The first son of Evan Morgan, an immigrant from Wales, and Joanna Biles, Morgan was born in Philadelphia in the Province of Pennsylvania. After a classical education at Nottingham Academy in Chester County, he graduated from the College of Philadelphia (now the University of Pennsylvania) in 1757.
He fought for the British during the Seven Years War, commissioned as a lieutenant and serving as a surgeon on the western frontier. After that he studied medicine at the University of Edinburgh, Scotland, where he earned his degree in 1763. He did some touring in Europe, studying medical practice in Paris and visiting Italy. During this time, he was elected to the Royal Academy of Surgery at Paris in 1764 and the Royal College of Physicians of Edinburgh and of London in 1765.

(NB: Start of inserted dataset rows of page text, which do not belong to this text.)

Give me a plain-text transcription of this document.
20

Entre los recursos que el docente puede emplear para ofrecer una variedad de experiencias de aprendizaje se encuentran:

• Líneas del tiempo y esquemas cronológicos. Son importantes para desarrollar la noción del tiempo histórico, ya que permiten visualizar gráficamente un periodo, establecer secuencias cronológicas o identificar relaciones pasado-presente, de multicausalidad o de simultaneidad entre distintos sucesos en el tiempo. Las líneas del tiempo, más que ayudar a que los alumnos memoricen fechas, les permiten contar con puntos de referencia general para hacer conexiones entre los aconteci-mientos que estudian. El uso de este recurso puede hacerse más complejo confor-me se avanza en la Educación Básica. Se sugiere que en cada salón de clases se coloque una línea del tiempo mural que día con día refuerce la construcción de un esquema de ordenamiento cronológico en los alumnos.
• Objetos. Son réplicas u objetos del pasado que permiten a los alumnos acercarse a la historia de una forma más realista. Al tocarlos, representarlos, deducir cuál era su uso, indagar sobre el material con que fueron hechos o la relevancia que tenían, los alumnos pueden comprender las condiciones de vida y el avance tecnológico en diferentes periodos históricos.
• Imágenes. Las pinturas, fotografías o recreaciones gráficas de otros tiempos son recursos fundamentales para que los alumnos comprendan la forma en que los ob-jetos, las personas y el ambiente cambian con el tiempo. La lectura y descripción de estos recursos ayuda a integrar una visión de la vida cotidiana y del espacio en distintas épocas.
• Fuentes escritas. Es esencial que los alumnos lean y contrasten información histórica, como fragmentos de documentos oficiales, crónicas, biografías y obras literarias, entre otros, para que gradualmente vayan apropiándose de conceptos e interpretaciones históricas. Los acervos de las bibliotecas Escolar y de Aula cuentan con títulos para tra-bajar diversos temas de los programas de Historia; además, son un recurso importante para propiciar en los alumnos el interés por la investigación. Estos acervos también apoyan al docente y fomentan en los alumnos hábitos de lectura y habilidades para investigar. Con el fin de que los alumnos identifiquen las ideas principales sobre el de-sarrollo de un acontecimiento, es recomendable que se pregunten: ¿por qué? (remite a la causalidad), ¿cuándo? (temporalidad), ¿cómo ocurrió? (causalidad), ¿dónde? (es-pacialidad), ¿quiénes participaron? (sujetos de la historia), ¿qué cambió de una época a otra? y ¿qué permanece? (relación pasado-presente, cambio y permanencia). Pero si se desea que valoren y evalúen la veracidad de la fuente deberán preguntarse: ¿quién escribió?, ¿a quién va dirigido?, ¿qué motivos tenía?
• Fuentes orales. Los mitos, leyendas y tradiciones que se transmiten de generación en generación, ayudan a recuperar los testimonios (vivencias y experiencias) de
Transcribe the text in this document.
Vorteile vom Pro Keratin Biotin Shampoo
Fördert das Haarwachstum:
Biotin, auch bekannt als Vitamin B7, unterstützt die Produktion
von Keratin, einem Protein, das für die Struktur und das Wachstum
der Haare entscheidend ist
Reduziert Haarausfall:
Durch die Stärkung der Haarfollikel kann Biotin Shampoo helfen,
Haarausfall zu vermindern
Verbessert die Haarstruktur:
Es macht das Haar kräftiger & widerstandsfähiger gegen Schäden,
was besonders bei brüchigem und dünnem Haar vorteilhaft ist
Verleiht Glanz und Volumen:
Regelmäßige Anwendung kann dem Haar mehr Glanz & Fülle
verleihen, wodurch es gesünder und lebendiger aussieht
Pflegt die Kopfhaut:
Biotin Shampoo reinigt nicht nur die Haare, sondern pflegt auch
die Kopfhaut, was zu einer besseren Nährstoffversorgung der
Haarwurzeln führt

That year with Dr. William Shippen, another Edinburgh graduate, Morgan co-founded the College of Philadelphia (now the University of Pennsylvania) Medical School, the first medical school in North America.
Morgan served as Chief Physician to the Continental Army from October 1775 to January 1777. He was empowered by the U.S. Congress to inspect regimental hospitals and transfer patients if warranted and to examine regimental surgeons. Rancor with the regimental surgeons became so bad that Morgan quit when the Army moved from Boston to New York.
He was a founding member of the American Philosophical Society in 1766, based in Philadelphia.